I love using the ‘Good, better, best’ approach to prioritisation. You can apply it in almost any scenario. Is it good? Could it be better? What would be best?

In my opinion, we should spend our time doing more of the best things. Less is always more.

Taking this to another level, consider questions such as:

  • Who is it best for?
  • What is best for the user – and for our business?
  • Do we need to be the best?
  • Is the best relevant to our strategy?

By prioritising, you develop software features that deliver the greatest returns – for your users and your business.

But remember it’s ok to change your priorities if circumstances demand this.

A pile of SIM cards
A diagram showing the Kano model

#5 Embrace change.

New data and changing circumstances can mean you need to do something different. Covid was a perfect example. So, it’s important to recognise when your strategy must change.
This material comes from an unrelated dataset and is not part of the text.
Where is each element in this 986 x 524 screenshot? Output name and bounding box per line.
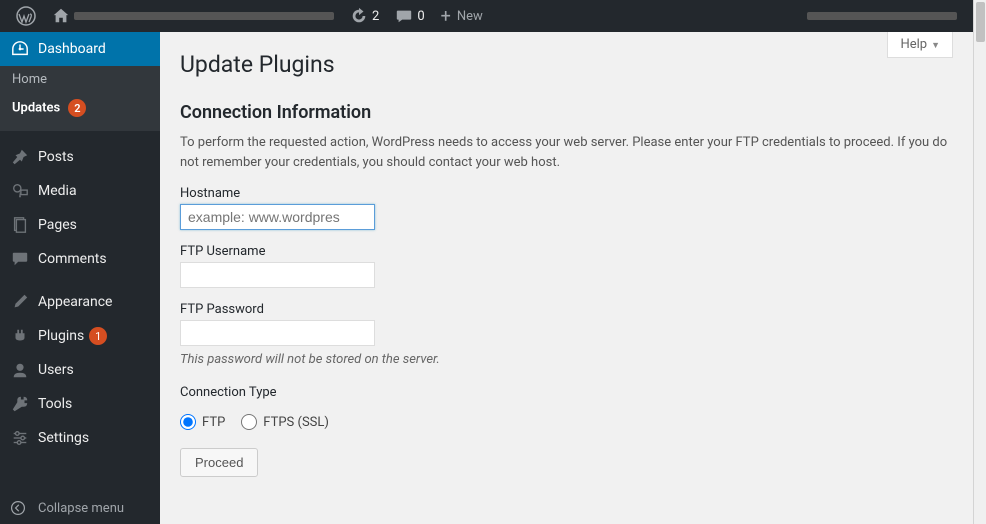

To manage this in software development, we use an agile approach. Delivering value in short increments of time means we’re always flexible when projects must adapt.

In a previous role, we retired a community-based forum product because it wasn’t performing well. But when we were later working on a new product, the opportunity to create a community was clear. It hadn’t worked before, so we felt reluctant.

We decided to use the Kano Model to measure user feedback about desire for a community. Whilst not an essential feature, we learnt they’d welcome it.

Based on this new information, we launched a refreshed community format. Had we not been open to change, we’d have missed this opportunity to try something that now had potential to succeed.

#6 Measure success in milestones.

To implement an effective software strategy you must break it down into smaller actions. You can delegate this task once the strategy is clear.

Ensure team focus and discipline. Document the task order and who’s involved at each stage.

Follow up too. As the gatekeeper to your strategy, monitor how well you’re following it. If goalposts must change, that’s ok. Just communicate your new scope clearly to avoid misunderstanding.

A strategy won’t achieve itself, so be proactive with your execution, and monitor progress to ensure you reach your intended outcome.

A group of people discussing milestones
Joe Patel

Mindset and discipline.

My advice draws from years of experience in various businesses. I hope you’ve found some helpful takeaways.

To me, developing software strategically comes down to maintaining the right mindset and being disciplined. You must be open to ideas and avoid personal biases.

And you must consistently apply your strategic approach, communicating at every level.

This isn’t complex to achieve. Everyone can do it. That’s why I love working with our clients, empowering people to become better at what they do. Because better software development creates better products. And that means better value for your users and your business.